The Council majority that Doyle had just warned subsequently fired him.

Why this matters now

Three Council seats are open in the November 2026 election — including the mayor’s seat. Mayor Gillmor and Councilmember Watanabe are the two Council members who consistently vote against the current majority. Whatever the 49ers’ political committees plan to spend in 2026 has not yet been fully disclosed in campaign filings. There is every reason to expect spending at the same scale as 2020 through 2024, using whatever operational lessons the team has drawn from the most recent cycle.

If the 49ers’ record holds at its three-cycle success rate of about 73%, two of the three open seats will go to candidates the team prefers. That is enough to maintain — and possibly strengthen — the current 5-to-2 majority. A 6-to-1 Council would have no consistent dissenting voice at all. Every decision affecting the team — the stadium, the lease, the operating disputes, the development around the stadium, the city services the team uses — would be decided by a body in which no Council member is structurally positioned to ask hard questions.

The form of democracy will continue. Names will be on the ballot. Votes will be counted. Results will be certified. But the substance of self-governance — voters making informed choices among candidates whose ideas they have had a fair chance to hear — has been replaced by a different process: a process in which the candidate the outside spending prefers is the candidate most voters will have heard from. The voter’s role has been narrowed to ratifying a verdict that was largely shaped before the voter ever opened a mailer.

What residents can do

Three things are open to Santa Clara residents now, and only now:

Speak up at the Charter Review meetings. The City Council is currently writing changes to the City Charter, the city’s foundational legal document. Many of the protections that would actually constrain the kind of spending described in this article — stronger disclosure requirements, contribution limits, conflict-of-interest rules for Council members who also serve on the Stadium Authority Board, and clearer definitions of when independent expenditure spending counts as coordination with a campaign — could be added to the Charter now. Once the Charter Review’s scope is closed, those protections cannot be added again for another ten years. The Charter Review is the single most important opportunity Santa Clara residents have to change the structure that has produced the current Council.

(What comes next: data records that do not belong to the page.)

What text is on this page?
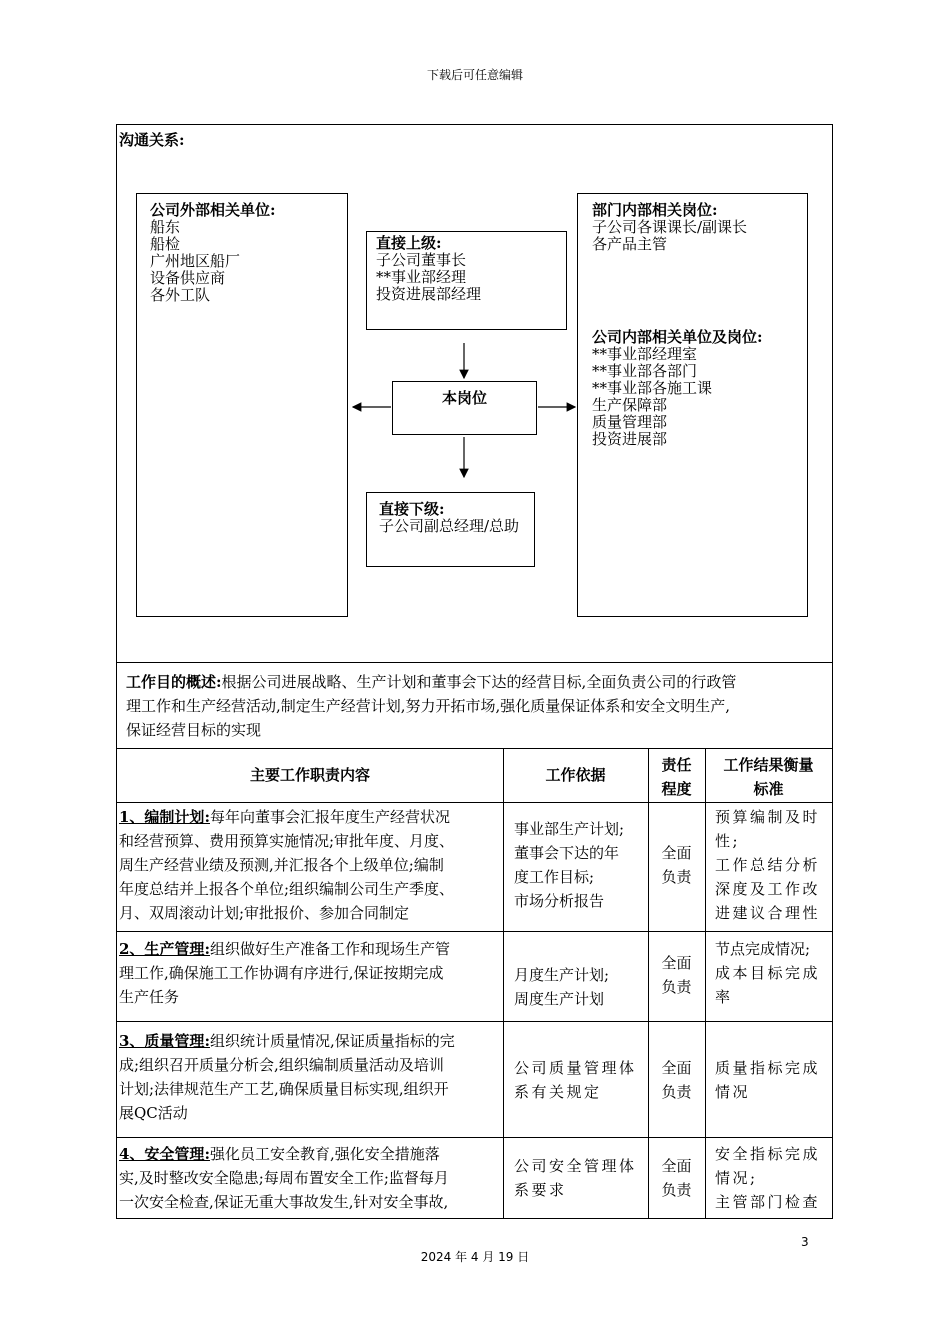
下载后可任意编辑
沟通关系:
公司外部相关单位:
船东
船检
广州地区船厂
设备供应商
各外工队
直接上级:
子公司董事长
**事业部经理
投资进展部经理
本岗位
直接下级:
子公司副总经理/总助
部门内部相关岗位:
子公司各课课长/副课长
各产品主管
公司内部相关单位及岗位:
**事业部经理室
**事业部各部门
**事业部各施工课
生产保障部
质量管理部
投资进展部
工作目的概述:根据公司进展战略、生产计划和董事会下达的经营目标,全面负责公司的行政管
理工作和生产经营活动,制定生产经营计划,努力开拓市场,强化质量保证体系和安全文明生产,
保证经营目标的实现
主要工作职责内容	工作依据
责任
程度
工作结果衡量
标准
1、编制计划:每年向董事会汇报年度生产经营状况
和经营预算、费用预算实施情况;审批年度、月度、
周生产经营业绩及预测,并汇报各个上级单位;编制
年度总结并上报各个单位;组织编制公司生产季度、
月、双周滚动计划;审批报价、参加合同制定
事业部生产计划;
董事会下达的年
度工作目标;
市场分析报告
全面
负责
预算编制及时
性;
工作总结分析
深度及工作改
进建议合理性
2、生产管理:组织做好生产准备工作和现场生产管
理工作,确保施工工作协调有序进行,保证按期完成
生产任务
月度生产计划;
周度生产计划
全面
负责
节点完成情况;
成本目标完成
率
3、质量管理:组织统计质量情况,保证质量指标的完
成;组织召开质量分析会,组织编制质量活动及培训
计划;法律规范生产工艺,确保质量目标实现,组织开
展QC活动
公司质量管理体
系有关规定
全面
负责
质量指标完成
情况
4、安全管理:强化员工安全教育,强化安全措施落
实,及时整改安全隐患;每周布置安全工作;监督每月
一次安全检查,保证无重大事故发生,针对安全事故,
公司安全管理体
系要求
全面
负责
安全指标完成
情况;
主管部门检查
3
2024 年 4 月 19 日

Insist that the Independent Ethics Commission be real. The Council is also designing a new Independent Ethics Commission. A commission without an independent budget, without the power to compel testimony, without authority over the Stadium Authority, and without protection from being dissolved by future Councils is not really independent — it is a body the Council can ignore or shut down at will. Public Trust Now will continue to track the design of the proposed commission and report whether what is being delivered matches what would actually work.

Pay attention to who is running in 2026 — and recognize the spending pattern when it appears. The 49ers’ political spending operation has now been running for fifteen years. Its patterns are known. Residents who recognize the pattern early, name it publicly, and support candidates who have a real chance of running against it have the best chance of changing the outcome.


The chart at the top of this article shows what $1.1 million bought against $29,600 in a single Santa Clara City Council race. It is not an abstract example. It is what already happened in 2022, what happened on similar scales to candidates in 2020 and 2024, and what is poised to happen again in 2026 unless something changes.

Santa Clara’s own Code of Ethics and Values states the standard clearly: “The proper operation of democratic government requires that decision-makers be independent, impartial, and accountable to the people they serve.” That standard cannot be met when most decision-makers were elected with hundreds of thousands or millions of dollars in outside spending against their opponents — spending whose only legal protection is the technical absence of formal coordination with the candidates it was designed to elect.

The structure can be changed. The Charter Review is the moment.